Wie Betroffene von häuslicher Gewalt besser unterstützt werden können, das wurde im Rahmen des Projekts GUIDE4YOU untersucht, das nun mit einem Symposium erfolgreich abgeschlossen wurde.

Jede dritte Frau in Deutschland mindestens einmal im Leben Opfer von Gewalt

Am 30. September 2021 fand das von der Europäischen Union geförderte Projekt GUIDE4YOU einen erfolgreichen Abschluss. Im Rahmen eines digitalen Symposiums haben Expertinnen und Experten aus Wissenschaft, Politik und Praxis sowie interessierten Bürgerinnen und Bürger zum Thema häusliche Gewalt bei Frauen gemeinsam diskutiert. Im Vordergrund stand dabei die Umsetzung der Istanbul Konvention aus dem Jahr 2011. Zentraler Baustein des Projektes war dabei ein Online-Fragebogen zu häuslicher Gewalt, zur Inanspruchnahme des Hilfesystems und dessen Bewertung, welchen insgesamt 371 Frauen ausgefüllt haben. Einen weiteren zentralen Baustein des Projektes stellte der Lotsinnen-Service für gewaltbetroffene Frauen dar. Die Lotsinnen hatten die Aufgabe, die in Not geratene Frauen zu stabilisieren, zu informieren und letztendlich zu den entscheidenden wichtigen Hilfestellen zu begleiten, sie durch das Hilfesystem sicher zu navigieren.

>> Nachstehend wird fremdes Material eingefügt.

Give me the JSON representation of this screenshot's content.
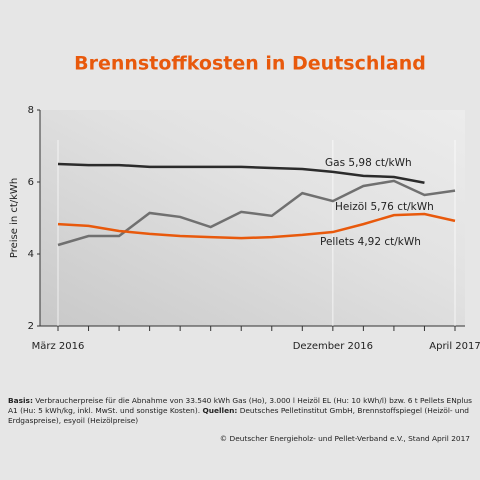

Eben die enge Vernetzung der Hilfsstrukturen sei ein wesentlicher Erfolgsfaktor bei dem Vorhaben die Istanbul-Konvention wirksam umzusetzen, sagte die Bürgermeisterin Stefanie Jansen zu Beginn des Symposiums. Denn: „Von häuslicher Gewalt betroffene Frauen gut zu erreichen und nachhaltig in Unterstützungsstrukturen zu verankern stellt eine Herausforderung dar, die nicht nur uns in Heidelberg, sondern viele Kommunen und Landkreise deutschlandweit beschäftigt.“ Unterschiedlichste Fachdisziplinen (z.B. Gleichstellung, Medizin, Psychotherapie, Beratungs- und Hilfeeinrichtungen für häusliche Gewalt, Polizei, Verwaltung etc.) müssen auf kommunaler, regionaler und bundesweiter Ebene kooperieren, um häusliche Gewalt wirksam zu bekämpfen. Die sich hieraus ableitenden Fragen haben zu einem lebendigen und spannenden Austausch unter den Teilnehmenden geführt.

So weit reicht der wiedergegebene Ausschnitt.